Previous studies showed that blood levels of this hormone, growth differentiation factor 11, decrease over time, a discovery that was listed as one of the top 10 breakthroughs in science in 2014. The new study, published Friday in ScienceDaily that was conducted by scientists in the UGA College of Family and Consumer Sciences, shows that levels of this hormone are determined by genetics. Researchers hope their discovery of a genetic link that controls one’s blood level of the hormone will play a key role in understanding the manner in which aging is encoded in the genome.

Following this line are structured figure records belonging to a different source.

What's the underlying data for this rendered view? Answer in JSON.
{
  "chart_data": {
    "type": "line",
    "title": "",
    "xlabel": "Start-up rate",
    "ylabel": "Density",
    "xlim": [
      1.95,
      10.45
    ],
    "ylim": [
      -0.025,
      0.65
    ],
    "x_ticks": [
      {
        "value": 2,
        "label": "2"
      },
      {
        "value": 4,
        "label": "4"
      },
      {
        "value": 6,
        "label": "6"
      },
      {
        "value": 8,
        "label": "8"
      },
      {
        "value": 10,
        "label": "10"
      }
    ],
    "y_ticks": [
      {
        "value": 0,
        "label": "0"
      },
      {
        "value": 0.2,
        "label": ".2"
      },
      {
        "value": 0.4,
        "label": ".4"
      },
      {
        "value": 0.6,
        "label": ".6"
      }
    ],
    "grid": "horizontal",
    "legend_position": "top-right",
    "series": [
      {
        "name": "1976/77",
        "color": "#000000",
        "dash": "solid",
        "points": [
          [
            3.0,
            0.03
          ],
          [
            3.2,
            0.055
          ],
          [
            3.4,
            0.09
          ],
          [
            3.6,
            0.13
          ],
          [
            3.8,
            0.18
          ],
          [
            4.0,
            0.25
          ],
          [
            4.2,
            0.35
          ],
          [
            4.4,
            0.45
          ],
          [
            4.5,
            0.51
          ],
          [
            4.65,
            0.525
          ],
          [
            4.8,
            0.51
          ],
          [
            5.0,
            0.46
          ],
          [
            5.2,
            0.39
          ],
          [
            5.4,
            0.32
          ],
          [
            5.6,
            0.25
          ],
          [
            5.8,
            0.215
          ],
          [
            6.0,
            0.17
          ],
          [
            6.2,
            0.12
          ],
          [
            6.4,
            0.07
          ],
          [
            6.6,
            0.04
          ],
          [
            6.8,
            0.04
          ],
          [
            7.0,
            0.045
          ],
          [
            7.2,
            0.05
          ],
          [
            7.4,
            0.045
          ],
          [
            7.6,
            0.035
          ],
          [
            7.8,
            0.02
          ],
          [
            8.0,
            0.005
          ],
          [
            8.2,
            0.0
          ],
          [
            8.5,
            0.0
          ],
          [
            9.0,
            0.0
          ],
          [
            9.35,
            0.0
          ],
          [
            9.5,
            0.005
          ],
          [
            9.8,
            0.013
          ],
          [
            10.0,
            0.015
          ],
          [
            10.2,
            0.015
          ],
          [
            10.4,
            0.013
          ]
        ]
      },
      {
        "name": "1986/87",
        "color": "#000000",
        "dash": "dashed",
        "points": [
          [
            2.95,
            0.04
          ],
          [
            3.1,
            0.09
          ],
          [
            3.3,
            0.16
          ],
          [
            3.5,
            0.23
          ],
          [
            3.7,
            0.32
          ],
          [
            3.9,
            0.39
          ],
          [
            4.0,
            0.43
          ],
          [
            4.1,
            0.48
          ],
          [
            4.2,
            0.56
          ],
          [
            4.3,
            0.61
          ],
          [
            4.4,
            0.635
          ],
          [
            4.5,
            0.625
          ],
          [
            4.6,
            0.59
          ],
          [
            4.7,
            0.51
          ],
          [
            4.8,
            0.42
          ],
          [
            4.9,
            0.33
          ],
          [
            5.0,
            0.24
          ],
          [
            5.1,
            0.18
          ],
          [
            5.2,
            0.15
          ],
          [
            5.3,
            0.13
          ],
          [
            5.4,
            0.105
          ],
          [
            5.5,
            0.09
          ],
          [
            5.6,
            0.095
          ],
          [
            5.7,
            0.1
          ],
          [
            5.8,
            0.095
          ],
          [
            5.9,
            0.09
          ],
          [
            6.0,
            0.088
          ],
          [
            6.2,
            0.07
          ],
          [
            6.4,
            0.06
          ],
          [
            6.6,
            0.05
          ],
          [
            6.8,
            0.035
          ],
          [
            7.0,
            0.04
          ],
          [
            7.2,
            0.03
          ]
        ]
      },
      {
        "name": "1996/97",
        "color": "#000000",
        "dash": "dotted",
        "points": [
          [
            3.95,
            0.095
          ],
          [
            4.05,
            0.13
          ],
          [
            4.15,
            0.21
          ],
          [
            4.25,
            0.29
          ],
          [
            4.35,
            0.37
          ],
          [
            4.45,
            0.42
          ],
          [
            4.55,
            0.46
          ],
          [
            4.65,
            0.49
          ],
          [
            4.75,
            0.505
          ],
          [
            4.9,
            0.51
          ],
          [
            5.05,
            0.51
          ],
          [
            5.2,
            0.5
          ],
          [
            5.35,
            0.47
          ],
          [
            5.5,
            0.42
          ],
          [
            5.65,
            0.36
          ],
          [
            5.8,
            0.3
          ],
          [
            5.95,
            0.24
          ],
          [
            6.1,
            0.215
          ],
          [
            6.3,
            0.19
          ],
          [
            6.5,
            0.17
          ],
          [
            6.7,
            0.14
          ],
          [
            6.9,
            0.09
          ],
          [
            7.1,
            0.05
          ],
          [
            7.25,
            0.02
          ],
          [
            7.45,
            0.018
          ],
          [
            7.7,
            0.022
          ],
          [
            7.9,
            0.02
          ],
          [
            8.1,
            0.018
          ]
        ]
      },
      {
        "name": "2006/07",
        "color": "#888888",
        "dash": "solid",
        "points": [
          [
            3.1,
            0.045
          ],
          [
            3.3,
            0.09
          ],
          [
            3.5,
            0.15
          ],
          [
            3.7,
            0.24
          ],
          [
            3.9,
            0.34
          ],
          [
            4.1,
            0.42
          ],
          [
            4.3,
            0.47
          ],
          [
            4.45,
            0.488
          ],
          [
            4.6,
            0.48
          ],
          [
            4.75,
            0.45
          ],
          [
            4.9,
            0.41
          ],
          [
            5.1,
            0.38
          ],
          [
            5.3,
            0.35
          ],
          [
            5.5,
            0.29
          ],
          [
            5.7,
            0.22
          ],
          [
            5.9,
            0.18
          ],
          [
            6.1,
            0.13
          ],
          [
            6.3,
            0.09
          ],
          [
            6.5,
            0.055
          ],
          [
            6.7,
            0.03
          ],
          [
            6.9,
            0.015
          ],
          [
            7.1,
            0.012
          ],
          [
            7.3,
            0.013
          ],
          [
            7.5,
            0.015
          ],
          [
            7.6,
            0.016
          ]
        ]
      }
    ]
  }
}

“Finding that GDF11 levels are under genetic control is of significant interest. Since it is under genetic control, we can find the genes responsible for GDF11 levels and its changes with age,” said the study’s senior author Rob Pazdro, an assistant professor in the college’s department of foods and nutrition.
Scientists say the study confirmed previous laboratory results showing GDF11 levels in blood decrease over time and also showed that most of the depletion occurs by middle age.
The latest experiment examined the connection between GDF11 levels and markers of aging such as lifespan in 22 genetically diverse inbred mice strains. The strains with the highest GDF11 levels tended to live the longest. Pazdro’s team through gene mapping then identified seven candidate genes that may determine blood GDF11 concentrations at middle age, demonstrating for the first time that GDF11 levels are highly heritable.
“Essentially, we found a missing piece of the aging/genetics puzzle,” Pazdro said. “Very generally, we’ve made an important step toward learning about aging and why we age and what are the pathways that drive it. It’s the first step down a long road, but it’s an important step.”
The UGA study comes on the heels of research in the UK that discovered the cellular senescence substance mitochondria has been associated with cellular damage typical of the aging process where certain cells have lost the ability to replicate. The UK research team showed that removing mitochondria from our cells reduces the levels of markers for cellular aging, which triggers the fountain of youth effect, or in their words, the potential for a “rejuvenation process” that’s in our cells. The UK study was also published on February 5 in Medical News Today.